This short monograph contains the material expanded from two tutorials that the authors gave, one at APSIPA in October 2011 and the other at ICASSP in March 2012. Substantial updates have been made based on the literature up to March, 2013, covering practical aspects in the fast development of deep learning research during the interim year.
In Chapter 1, we provide the background of deep learning, as intrinsically connected to the use of multiple layers of nonlinear transformations to derive features from the sensory signals such as speech and visual images. In the most recent literature, deep learning is embodied as representation learning, which involves a hierarchy of features or concepts where higher-level concepts are defined from lower-level ones and where the same lower-level concepts help to define higher-level ones. In Chapter 2, a brief historical account of deep learning is presented. In particular, the historical development of speech recognition is used to illustrate the recent impact of deep learning. In Chapter 3, a three-way classification scheme for a large body of work in deep learning is developed. We classify a growing number of deep architectures into generative, discriminative, and hybrid categories, and present qualitative descriptions and a literature survey for each category. From Chapter 4 to Chapter 6, we discuss in detail three popular deep learning architectures and related learning methods, one in each category. Chapter 4 is devoted to deep autoencoders as a prominent example of the (non-probabilistic) generative deep learning architectures. Chapter 5 gives a major example in the hybrid deep architecture category, which is the discriminative feed-forward neural network with many layers using layer-by-layer generative pre-training. In Chapter 6, deep stacking networks and several of the variants are discussed in detail, which exemplify the discriminative deep architectures in the three-way classification scheme.
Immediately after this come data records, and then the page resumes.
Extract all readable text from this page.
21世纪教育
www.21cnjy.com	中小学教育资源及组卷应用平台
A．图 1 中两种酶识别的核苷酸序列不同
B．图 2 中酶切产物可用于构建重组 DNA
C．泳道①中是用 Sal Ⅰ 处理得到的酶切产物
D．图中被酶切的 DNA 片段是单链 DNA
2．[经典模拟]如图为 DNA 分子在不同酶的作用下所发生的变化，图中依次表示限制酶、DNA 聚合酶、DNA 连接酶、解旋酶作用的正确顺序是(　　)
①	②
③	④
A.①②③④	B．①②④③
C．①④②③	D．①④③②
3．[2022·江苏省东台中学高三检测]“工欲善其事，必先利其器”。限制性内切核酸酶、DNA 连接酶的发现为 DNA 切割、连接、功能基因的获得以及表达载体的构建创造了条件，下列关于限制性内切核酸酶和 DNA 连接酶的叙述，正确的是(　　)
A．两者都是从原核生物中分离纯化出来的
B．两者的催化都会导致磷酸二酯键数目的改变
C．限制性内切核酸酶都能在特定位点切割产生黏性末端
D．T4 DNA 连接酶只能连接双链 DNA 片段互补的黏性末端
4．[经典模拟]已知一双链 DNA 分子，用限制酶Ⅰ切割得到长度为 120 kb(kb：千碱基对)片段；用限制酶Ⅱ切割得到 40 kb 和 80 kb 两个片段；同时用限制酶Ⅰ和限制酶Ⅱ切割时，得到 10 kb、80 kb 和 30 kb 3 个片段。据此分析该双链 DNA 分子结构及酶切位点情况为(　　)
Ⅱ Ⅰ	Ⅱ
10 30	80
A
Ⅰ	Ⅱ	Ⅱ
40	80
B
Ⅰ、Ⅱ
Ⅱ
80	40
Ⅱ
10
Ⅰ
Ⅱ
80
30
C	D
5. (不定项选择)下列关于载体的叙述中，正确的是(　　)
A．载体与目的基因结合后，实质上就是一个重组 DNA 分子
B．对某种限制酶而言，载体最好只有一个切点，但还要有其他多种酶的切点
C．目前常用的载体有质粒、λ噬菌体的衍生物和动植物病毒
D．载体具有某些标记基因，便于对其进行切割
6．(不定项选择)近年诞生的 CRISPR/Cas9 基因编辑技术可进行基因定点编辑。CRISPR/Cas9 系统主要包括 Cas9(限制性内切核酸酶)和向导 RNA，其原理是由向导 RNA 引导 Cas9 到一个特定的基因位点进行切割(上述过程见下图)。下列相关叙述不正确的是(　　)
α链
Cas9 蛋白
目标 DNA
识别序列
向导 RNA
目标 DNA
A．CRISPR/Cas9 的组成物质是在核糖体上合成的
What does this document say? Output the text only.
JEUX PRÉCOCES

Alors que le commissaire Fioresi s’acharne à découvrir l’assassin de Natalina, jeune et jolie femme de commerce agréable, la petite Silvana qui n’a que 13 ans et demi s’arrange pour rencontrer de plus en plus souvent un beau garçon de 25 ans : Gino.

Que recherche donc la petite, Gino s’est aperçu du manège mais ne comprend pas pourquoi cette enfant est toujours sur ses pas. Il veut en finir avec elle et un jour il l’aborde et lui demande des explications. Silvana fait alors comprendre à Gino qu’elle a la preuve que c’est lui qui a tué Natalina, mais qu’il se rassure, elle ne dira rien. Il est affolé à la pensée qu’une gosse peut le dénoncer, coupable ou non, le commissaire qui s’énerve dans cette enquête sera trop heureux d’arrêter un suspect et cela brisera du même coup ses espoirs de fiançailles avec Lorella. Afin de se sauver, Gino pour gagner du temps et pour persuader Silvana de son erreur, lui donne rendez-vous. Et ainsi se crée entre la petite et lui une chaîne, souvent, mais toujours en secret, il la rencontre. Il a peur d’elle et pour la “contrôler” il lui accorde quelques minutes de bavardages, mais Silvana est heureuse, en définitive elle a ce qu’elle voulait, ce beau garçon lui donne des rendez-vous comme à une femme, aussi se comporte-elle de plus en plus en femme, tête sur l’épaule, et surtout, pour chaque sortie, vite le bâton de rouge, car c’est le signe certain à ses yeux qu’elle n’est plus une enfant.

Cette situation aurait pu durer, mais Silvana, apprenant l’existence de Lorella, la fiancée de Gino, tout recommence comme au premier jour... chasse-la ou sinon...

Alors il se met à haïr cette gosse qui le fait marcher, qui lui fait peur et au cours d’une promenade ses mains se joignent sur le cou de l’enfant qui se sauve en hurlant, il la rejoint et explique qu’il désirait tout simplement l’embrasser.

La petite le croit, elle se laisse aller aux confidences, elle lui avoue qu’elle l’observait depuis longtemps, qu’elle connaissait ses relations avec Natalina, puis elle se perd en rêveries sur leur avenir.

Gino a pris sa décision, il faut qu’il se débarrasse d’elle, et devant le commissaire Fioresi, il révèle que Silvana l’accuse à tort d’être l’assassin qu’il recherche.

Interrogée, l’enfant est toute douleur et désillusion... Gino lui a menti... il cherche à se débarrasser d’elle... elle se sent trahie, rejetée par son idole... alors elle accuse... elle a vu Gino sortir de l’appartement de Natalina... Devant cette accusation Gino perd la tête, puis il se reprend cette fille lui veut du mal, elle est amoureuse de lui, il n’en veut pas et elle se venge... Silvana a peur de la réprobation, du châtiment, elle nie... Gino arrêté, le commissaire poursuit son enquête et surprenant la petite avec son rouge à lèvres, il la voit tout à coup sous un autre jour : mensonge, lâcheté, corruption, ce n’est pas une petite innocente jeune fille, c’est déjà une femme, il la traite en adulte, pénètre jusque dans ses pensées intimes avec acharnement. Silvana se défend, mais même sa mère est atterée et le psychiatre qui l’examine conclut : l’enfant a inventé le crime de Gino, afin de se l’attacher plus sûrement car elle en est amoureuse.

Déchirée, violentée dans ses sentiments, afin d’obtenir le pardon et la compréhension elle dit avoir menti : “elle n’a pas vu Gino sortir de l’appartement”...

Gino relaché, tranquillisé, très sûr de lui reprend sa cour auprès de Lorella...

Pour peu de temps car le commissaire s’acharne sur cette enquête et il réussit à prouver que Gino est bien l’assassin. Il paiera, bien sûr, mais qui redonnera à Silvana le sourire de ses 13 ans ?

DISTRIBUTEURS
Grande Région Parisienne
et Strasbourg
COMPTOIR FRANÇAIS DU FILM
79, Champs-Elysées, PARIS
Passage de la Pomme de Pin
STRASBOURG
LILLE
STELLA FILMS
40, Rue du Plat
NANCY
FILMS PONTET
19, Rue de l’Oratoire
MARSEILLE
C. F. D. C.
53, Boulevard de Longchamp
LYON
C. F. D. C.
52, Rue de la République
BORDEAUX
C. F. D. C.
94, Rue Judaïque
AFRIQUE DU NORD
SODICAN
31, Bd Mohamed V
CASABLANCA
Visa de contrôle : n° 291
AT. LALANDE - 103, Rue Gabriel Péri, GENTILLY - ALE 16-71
From Chapters 7-11, we select a set of typical and successful applications of deep learning in diverse areas of signal and information processing. In Chapter 7, we review the applications of deep learning to speech recognition and audio processing. In Chapters 8 and 9, we present recent results of applying deep learning in language modeling and natural language processing, respectively. In Chapters 10 and 11, we discuss, respectively, the applications of deep learning in information retrieval and image, vision, and multimodal processing. Finally, an epilogue is given in Chapter 12 to summarize what we presented in earlier chapters and to discuss future challenges and directions.